María de Cazallas fue una de las principales seguidoras de Isabel de la Cruz, a la que había conocido en el palacio del Infantado de Guadalajara, donde sus dueños, la prestigiosa familia nobiliaria de los Mendoza, promovían la realización de reuniones en las que se trataban temas relacionados con la renovación espiritual. María había nacido en 1487 en Palma del Río y pertenecía a una familia burguesa de origen judeoconverso que se dedicaba a las finanzas y cuya buena posición económica permitió a muchos de sus miembros tener acceso a una buena formación, de hecho, uno de sus hermanos, Juan, fue capellán del cardenal Cisneros y llegó a ser obispo. En este sentido, María no fue una excepción en su familia, pues logró alcanzar una notable cultura, que le permitió tener acceso a la lectura de las sagradas escrituras, de numerosas obras de autores clásicos, de padres de la Iglesia y de pensadores contemporáneos como Erasmo.

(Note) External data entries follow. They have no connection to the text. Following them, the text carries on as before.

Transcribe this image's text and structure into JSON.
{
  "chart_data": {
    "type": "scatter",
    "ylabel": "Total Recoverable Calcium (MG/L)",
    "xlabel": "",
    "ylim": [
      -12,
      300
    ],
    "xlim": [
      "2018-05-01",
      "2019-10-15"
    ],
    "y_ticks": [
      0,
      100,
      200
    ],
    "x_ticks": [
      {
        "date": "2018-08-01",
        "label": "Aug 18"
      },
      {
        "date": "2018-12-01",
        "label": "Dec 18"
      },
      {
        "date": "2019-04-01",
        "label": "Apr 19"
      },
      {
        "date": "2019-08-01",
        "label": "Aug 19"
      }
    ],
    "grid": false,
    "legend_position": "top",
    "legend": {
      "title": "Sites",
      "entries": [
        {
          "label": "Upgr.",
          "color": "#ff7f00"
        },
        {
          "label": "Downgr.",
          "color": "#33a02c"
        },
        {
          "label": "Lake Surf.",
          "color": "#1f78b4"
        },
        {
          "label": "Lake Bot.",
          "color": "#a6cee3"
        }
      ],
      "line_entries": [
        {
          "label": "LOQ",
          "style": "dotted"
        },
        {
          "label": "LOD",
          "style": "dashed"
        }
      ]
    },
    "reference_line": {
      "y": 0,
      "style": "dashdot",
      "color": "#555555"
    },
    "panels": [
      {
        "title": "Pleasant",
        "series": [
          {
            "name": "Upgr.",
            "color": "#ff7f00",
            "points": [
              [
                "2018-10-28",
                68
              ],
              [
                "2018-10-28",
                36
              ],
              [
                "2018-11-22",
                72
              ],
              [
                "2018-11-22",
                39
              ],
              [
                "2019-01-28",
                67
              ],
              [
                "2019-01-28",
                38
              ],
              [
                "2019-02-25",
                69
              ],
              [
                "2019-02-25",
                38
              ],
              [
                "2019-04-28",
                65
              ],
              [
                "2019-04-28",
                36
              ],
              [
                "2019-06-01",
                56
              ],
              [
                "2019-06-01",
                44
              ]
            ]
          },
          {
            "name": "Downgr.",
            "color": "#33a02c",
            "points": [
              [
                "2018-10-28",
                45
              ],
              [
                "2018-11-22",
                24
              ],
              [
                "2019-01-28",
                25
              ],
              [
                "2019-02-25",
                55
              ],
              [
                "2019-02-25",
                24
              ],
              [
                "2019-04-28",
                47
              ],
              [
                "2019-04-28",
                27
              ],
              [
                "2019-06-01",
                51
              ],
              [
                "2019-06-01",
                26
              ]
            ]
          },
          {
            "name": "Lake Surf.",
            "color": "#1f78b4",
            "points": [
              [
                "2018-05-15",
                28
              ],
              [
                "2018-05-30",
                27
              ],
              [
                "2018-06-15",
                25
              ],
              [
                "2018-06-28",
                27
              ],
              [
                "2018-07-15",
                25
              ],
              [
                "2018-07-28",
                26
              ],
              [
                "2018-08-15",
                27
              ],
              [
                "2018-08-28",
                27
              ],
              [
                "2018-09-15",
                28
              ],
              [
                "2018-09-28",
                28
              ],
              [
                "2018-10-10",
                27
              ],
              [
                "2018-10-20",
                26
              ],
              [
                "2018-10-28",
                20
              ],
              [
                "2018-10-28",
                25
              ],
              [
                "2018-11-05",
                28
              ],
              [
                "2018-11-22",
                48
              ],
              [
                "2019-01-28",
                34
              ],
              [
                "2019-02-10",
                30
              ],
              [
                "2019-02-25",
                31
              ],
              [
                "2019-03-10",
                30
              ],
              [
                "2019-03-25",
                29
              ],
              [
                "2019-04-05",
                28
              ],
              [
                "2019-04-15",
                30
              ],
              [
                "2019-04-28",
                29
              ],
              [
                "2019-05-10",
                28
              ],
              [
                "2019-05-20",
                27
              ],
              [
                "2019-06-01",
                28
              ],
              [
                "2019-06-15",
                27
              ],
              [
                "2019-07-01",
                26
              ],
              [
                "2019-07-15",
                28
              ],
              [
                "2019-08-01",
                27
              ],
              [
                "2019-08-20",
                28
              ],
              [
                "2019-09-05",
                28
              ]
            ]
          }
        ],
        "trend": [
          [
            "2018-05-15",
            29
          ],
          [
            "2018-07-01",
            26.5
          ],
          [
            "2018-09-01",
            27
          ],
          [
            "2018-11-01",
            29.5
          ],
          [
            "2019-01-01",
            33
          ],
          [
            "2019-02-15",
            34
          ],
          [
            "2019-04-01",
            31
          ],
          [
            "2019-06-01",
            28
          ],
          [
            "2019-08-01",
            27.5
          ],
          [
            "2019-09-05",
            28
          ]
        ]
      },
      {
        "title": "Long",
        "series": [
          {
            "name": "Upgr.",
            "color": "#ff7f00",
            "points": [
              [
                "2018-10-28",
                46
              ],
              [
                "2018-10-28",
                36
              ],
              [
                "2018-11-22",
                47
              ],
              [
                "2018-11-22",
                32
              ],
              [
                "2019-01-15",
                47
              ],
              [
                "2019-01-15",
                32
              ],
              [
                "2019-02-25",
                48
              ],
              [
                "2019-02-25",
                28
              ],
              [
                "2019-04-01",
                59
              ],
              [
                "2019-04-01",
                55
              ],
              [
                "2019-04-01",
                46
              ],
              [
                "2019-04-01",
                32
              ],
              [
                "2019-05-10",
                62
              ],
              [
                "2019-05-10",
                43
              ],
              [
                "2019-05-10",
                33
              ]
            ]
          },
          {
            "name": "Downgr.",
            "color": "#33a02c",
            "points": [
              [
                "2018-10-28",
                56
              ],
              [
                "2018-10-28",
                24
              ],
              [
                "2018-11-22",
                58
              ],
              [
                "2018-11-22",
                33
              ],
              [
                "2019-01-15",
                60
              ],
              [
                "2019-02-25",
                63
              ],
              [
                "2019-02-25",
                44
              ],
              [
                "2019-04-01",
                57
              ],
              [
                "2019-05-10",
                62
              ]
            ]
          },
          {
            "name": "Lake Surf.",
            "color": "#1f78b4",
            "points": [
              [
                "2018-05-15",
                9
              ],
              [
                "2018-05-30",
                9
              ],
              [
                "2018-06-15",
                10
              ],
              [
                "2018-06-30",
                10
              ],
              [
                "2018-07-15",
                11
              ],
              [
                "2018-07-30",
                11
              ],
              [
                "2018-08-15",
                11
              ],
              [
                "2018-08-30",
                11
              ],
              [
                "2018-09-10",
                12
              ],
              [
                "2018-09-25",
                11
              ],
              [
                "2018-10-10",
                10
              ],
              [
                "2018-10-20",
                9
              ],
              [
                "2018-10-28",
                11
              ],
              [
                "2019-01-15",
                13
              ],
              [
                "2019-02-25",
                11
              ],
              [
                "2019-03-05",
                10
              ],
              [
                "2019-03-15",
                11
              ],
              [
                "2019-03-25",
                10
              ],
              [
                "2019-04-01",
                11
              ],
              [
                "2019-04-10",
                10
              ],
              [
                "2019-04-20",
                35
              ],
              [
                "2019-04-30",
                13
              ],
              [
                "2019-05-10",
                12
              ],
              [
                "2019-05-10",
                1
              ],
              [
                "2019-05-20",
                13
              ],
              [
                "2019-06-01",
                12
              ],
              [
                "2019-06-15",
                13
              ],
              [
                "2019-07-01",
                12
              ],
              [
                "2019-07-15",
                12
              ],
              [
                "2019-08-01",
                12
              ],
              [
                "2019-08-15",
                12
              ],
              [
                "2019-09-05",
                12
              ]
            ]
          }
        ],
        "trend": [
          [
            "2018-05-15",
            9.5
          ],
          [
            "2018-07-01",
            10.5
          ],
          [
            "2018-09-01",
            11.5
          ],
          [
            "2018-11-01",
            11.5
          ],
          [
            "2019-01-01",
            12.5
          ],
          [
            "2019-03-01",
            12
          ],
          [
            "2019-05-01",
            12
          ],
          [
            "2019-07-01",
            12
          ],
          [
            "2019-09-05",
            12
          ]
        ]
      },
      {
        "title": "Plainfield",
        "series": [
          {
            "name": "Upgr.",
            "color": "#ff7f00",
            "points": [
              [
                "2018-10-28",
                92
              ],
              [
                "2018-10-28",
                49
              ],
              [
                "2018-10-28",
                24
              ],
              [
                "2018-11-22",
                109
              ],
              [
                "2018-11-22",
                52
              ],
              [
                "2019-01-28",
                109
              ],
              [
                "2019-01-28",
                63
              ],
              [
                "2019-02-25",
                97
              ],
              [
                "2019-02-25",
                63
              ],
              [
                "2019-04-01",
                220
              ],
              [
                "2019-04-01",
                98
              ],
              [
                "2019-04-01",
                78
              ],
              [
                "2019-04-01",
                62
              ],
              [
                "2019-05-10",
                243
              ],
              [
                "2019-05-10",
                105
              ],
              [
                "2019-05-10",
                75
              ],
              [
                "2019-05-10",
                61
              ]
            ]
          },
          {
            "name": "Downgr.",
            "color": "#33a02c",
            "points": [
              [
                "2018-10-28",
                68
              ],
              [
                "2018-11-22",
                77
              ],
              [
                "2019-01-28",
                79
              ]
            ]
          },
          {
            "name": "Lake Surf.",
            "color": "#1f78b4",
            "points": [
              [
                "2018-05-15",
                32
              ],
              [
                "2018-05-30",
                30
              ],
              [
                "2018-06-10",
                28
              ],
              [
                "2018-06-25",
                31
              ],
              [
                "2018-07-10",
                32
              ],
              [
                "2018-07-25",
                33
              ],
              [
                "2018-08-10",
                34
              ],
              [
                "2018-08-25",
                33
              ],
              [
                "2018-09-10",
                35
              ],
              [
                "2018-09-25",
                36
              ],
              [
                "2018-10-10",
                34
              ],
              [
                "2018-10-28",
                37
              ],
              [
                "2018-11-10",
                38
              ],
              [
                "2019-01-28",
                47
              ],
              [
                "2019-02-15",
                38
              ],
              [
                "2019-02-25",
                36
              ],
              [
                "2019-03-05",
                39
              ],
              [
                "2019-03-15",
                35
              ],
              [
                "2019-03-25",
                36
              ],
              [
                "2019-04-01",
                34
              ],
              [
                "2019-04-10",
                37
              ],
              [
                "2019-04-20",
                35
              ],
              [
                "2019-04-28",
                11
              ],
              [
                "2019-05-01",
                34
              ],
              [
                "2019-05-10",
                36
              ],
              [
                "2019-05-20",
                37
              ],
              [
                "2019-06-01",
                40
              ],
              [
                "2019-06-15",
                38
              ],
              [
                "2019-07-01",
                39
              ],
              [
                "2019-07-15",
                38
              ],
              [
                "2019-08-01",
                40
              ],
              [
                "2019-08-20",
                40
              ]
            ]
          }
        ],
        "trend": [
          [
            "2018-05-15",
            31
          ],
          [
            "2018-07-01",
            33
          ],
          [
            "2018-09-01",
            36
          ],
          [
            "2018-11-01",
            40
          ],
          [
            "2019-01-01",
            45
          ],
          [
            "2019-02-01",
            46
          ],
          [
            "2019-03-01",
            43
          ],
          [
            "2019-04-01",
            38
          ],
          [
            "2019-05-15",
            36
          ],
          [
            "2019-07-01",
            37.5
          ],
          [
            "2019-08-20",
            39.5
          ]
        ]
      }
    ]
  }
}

Izq.: Representación de un tribunal de la Inquisición semejante al que tanto Isabel de la Cruz como María de Cazallas tuvieron que enfrentarse. Dcha.: Palacio del Infantado de Guadalajara, donde la familia nobiliaria de los Mendoza promovía reuniones relacionadas con la renovación espiritual. 

Cuando tenía 25 años María se fue a vivir a Guadalajara al casarse con Lope de Rueda, un rico propietario con el que tuvo seis hijos. Al llegar a esta ciudad alcarreña empezó a relacionarse con la familia Mendoza y ello le llevó a conocer a Isabel de la Cruz, con la que compartía similares inquietudes espirituales, aunque Isabel lo hacía desde una visión más intuitiva y María desde una perspectiva más racionalista. Cuando Isabel fue encarcelada por la Inquisición, María se convirtió en uno de los principales líderes de los alumbrados, destacando por su intensa actividad como predicadora en la que evidenciaba una extraordinaria capacidad didáctica y un notable conocimiento de la Biblia, cuya interpretación personal no dudó en exponer en escritos que tuvieron gran difusión.

Sus ideas transgresoras, como la defensa de una vida religiosa alejada de la superficialidad, relativizar el valor de los sacramentos y otorgar superioridad al matrimonio sobre la castidad, junto con su heterodoxa interpretación de los textos sagrados, hicieron que en 1532 fuese encarcelada al ser acusada de hereje por la Inquisición. A pesar de que durante los dos años que duró su encarcelamiento sufrió torturas, no delató a sus seguidores ni renegó de sus ideas, de hecho, haciendo uso de su amplia cultura y de sus dotes retóricas logró hacer frente con solvencia a las argumentaciones de los inquisidores, lo cual, junto a las declaraciones que en su favor hicieron destacados miembros de las poderosas familias que la apoyaban, posibilitaron que fuera absuelta en 1535, aunque tuvo que pagar una elevada multa, cumplir penitencia y retractarse públicamente.

Aunque, en ocasiones, se ha presentado a Isabel y María como representantes del germen del protestantismo en España, hay que recordar que afirmaron no ser partidarias de las ideas de Lutero. Lucharon contra convencionalismos y padecieron una dura persecución por defender heterodoxas ideas de renovación religiosa y, sobre todo, por hacerlo públicamente, algo que estaba especialmente vetado a las mujeres.